A New Latino Arts Initiative
Partnership
BY LETISIA MÁRQUEZ
UCLA Today
As part of its ongoing efforts to study, document and promote
Chicano art, UCLA’s Chicano Studies Research Center and the
Los Angeles County Museum of Art (LACMA) have joined forces to launch
a Latino arts initiative.
The organizations will work together on exhibitions, coordinate
community relations efforts, particularly with Latino arts organizations,
and collaborate on acquisitions to LACMA’s permanent collection
and other programs.
LACMA also has appointed Chon Noriega, director of UCLA’s
Chicano Studies Research Center, as adjunct curator of Chicano and
Latino Art in LACMA’s Center for Art of the Americas.
“What is most exciting about this initiative is that it places
Chicano-Latino arts in an encyclopedic context of world art,”
said Noriega. “LACMA’s Center for Art of the Americas
provides a natural starting point to explore Chicano-Latino art
within a hemispheric context that includes U.S. and Latin American
art.”
The agreement also provides an important training ground for UCLA
students studying Chicano/Latino art. Already, LACMA has hired Rita
González, a UCLA Ph.D. student in the Department of Film,
Television and Digital Media, as an assistant curator.
In 2008, LACMA and the UCLA center will co-produce “Remix:
Today’s Chicano Art.” “Remix” will showcase
work by Chicano artists in all of today’s media, including
painting; sculpture; installation; conceptual, video and performance
art; and works that incorporate film, digital art and sound.
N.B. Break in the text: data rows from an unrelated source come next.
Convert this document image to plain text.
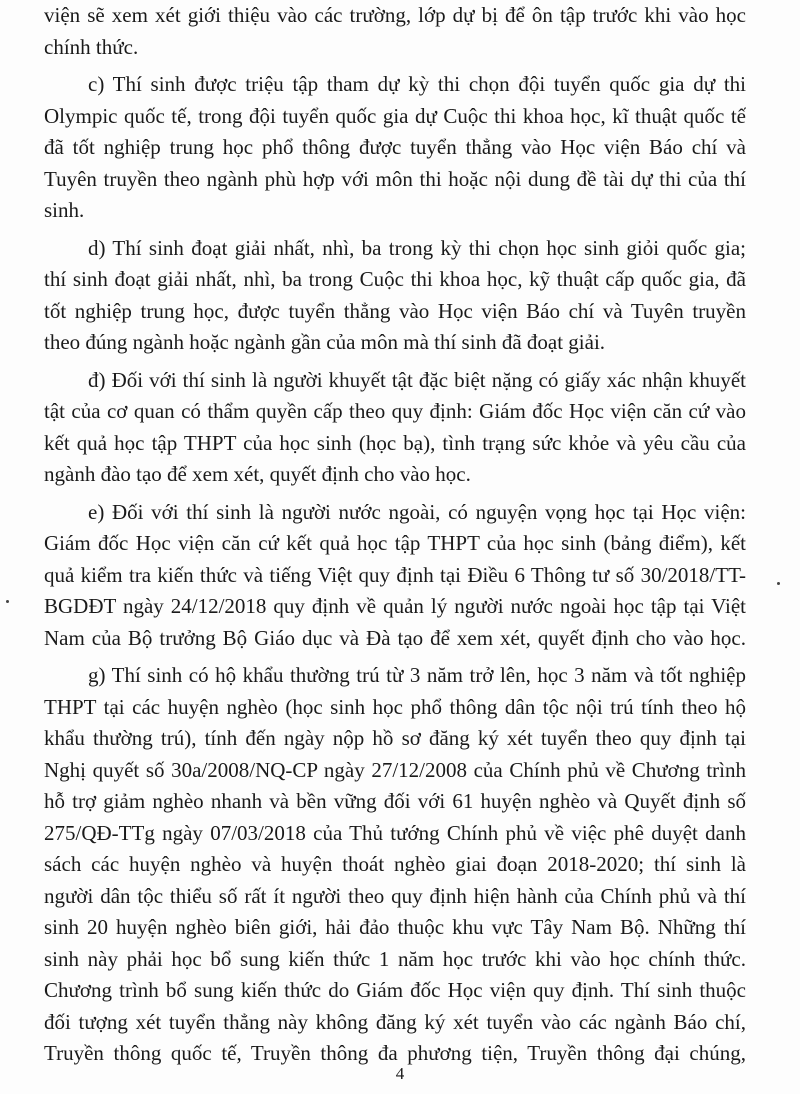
viện sẽ xem xét giới thiệu vào các trường, lớp dự bị để ôn tập trước khi vào học
chính thức.
c) Thí sinh được triệu tập tham dự kỳ thi chọn đội tuyển quốc gia dự thi
Olympic quốc tế, trong đội tuyển quốc gia dự Cuộc thi khoa học, kĩ thuật quốc tế
đã tốt nghiệp trung học phổ thông được tuyển thẳng vào Học viện Báo chí và
Tuyên truyền theo ngành phù hợp với môn thi hoặc nội dung đề tài dự thi của thí
sinh.
d) Thí sinh đoạt giải nhất, nhì, ba trong kỳ thi chọn học sinh giỏi quốc gia;
thí sinh đoạt giải nhất, nhì, ba trong Cuộc thi khoa học, kỹ thuật cấp quốc gia, đã
tốt nghiệp trung học, được tuyển thẳng vào Học viện Báo chí và Tuyên truyền
theo đúng ngành hoặc ngành gần của môn mà thí sinh đã đoạt giải.
đ) Đối với thí sinh là người khuyết tật đặc biệt nặng có giấy xác nhận khuyết
tật của cơ quan có thẩm quyền cấp theo quy định: Giám đốc Học viện căn cứ vào
kết quả học tập THPT của học sinh (học bạ), tình trạng sức khỏe và yêu cầu của
ngành đào tạo để xem xét, quyết định cho vào học.
e) Đối với thí sinh là người nước ngoài, có nguyện vọng học tại Học viện:
Giám đốc Học viện căn cứ kết quả học tập THPT của học sinh (bảng điểm), kết
quả kiểm tra kiến thức và tiếng Việt quy định tại Điều 6 Thông tư số 30/2018/TT-
BGDĐT ngày 24/12/2018 quy định về quản lý người nước ngoài học tập tại Việt
Nam của Bộ trưởng Bộ Giáo dục và Đà tạo để xem xét, quyết định cho vào học.
g) Thí sinh có hộ khẩu thường trú từ 3 năm trở lên, học 3 năm và tốt nghiệp
THPT tại các huyện nghèo (học sinh học phổ thông dân tộc nội trú tính theo hộ
khẩu thường trú), tính đến ngày nộp hồ sơ đăng ký xét tuyển theo quy định tại
Nghị quyết số 30a/2008/NQ-CP ngày 27/12/2008 của Chính phủ về Chương trình
hỗ trợ giảm nghèo nhanh và bền vững đối với 61 huyện nghèo và Quyết định số
275/QĐ-TTg ngày 07/03/2018 của Thủ tướng Chính phủ về việc phê duyệt danh
sách các huyện nghèo và huyện thoát nghèo giai đoạn 2018-2020; thí sinh là
người dân tộc thiểu số rất ít người theo quy định hiện hành của Chính phủ và thí
sinh 20 huyện nghèo biên giới, hải đảo thuộc khu vực Tây Nam Bộ. Những thí
sinh này phải học bổ sung kiến thức 1 năm học trước khi vào học chính thức.
Chương trình bổ sung kiến thức do Giám đốc Học viện quy định. Thí sinh thuộc
đối tượng xét tuyển thẳng này không đăng ký xét tuyển vào các ngành Báo chí,
Truyền thông quốc tế, Truyền thông đa phương tiện, Truyền thông đại chúng,
4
Also, actor and collector Cheech Marin, working with LACMA curators,
will lend highlights from his personal collection of Chicano art
to a unique exhibition that will be part of a series of exhibitions
of Chicano art at LACMA.
The agreement is the latest in a series of arts-related projects
at the UCLA center dealing with Chicano/Latino art preservation,
research, publication and community partnerships.
For instance, the center has launched “A Ver: Revisioning
Art History,” a new book series on Latino artists. And it
recently received a J. Paul Getty grant to conduct an in-depth survey
of Latino arts and related materials in Los Angeles.